Как бы то ни было, пока что мы в решающей точке драмы петровской России. И время присмотреться ко второму главному ее герою, победителю декабристов, которому предстояло стать постановщиком долгой, затянувшейся на целое поколение сцены. Скажу сразу: Николай I не был Скалозубом, как принято его изображать. И «человеком чудовищной тупости», как характеризовал его Тютчев, не был он тоже. Скорее он, несмотря на свою репутацию решительного солдата, напоминает человека, навсегда растерявшегося в слишком сложной для солдата ситуации. И слишком уж часто он сам себе противоречил. Царствование его поэтому оказалось бесплодным, своего рода «черной дырой» в истории (прав был мой покойный коллега по кафедре в университете Беркли, известный американский историк Н. В. Рязановский, когда писал, что «Россия так и не наверстала тридцать лет, потерянных при Николае»).
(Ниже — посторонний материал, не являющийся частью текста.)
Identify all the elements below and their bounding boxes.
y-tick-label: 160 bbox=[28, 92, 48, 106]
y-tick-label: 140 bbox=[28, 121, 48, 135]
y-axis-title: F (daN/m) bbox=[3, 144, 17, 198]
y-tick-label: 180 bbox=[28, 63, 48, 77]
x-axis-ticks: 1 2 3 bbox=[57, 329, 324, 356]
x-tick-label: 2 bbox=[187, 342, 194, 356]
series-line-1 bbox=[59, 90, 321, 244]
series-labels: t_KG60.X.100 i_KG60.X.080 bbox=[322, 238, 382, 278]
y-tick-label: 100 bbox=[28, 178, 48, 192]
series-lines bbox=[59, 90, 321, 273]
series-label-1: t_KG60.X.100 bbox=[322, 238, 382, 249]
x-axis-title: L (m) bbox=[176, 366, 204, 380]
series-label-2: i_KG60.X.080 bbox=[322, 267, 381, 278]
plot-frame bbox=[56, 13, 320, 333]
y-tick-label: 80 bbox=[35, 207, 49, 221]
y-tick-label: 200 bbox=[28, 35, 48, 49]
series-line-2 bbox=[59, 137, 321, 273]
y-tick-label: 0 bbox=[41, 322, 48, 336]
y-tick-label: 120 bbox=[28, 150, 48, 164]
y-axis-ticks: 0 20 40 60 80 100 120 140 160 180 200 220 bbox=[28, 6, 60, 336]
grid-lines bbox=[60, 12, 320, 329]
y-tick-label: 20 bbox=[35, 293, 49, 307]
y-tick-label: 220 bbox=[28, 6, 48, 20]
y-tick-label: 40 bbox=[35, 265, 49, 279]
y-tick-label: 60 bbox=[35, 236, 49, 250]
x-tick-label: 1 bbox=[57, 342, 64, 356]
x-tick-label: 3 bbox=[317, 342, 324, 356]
Вот пример.
Отдадим ему справедливость, в отличие от большинства своих министров Николай был действительно потрясен картиной помещичьего беспредела, которую развернули перед ним на следствии декабристы. И тотчас поручил делопроизводителю следственной комиссии Боровкову составить из их показаний систематический свод, с которым не расставался до конца своих дней. Известно, что председатель комитета министров В. П. Кочубей говорил Боровкову: «Государь часто просматривает ваш любопытный свод и черпает из него много дельного». Более того, копия этого свода дана была секретному комитету 6 декабря 1826 года с наставлением «извлечь из сих сведений возможную пользу при трудах своих».
То был первый из шести, как думал В. О. Ключевский, из девяти, как полагал великий знаток крестьянского вопроса В. И. Семевский, или даже из десяти, как вычислил американский историк Брюс Линкольн, секретных и весьма секретных комитетов, которым было строжайше предписано найти способ покончить с произволом помещиков, как со слов декабристов описал его Боровков: «Помещики неистовствуют над своими крестьянами, продавать в розницу семьи, похищать невинность, развращать крестьянских жен считается ни во что и делается явно, не говоря уже о тягостном обременении барщиною и оброками».
Министры понимали, что покончить с произволом в деревне можно лишь одним способом, а именно тем, что предложен был декабристами. Не приставишь же к каждому помещику жандарма! Но даже помыслить об этом предложении было им запрещено: поскольку это было бы, как мы уже знаем, «преступным посягательством на благо государства». И оба полностью отрицающих друг друга приказа отданы были одним и тем же человеком. Мудрено ли, что «труды» всех этих комитетов окончились пшиком? За тридцать лет! Вот из таких неразрешимых противоречий и соткано было все царствование нашего самодержца.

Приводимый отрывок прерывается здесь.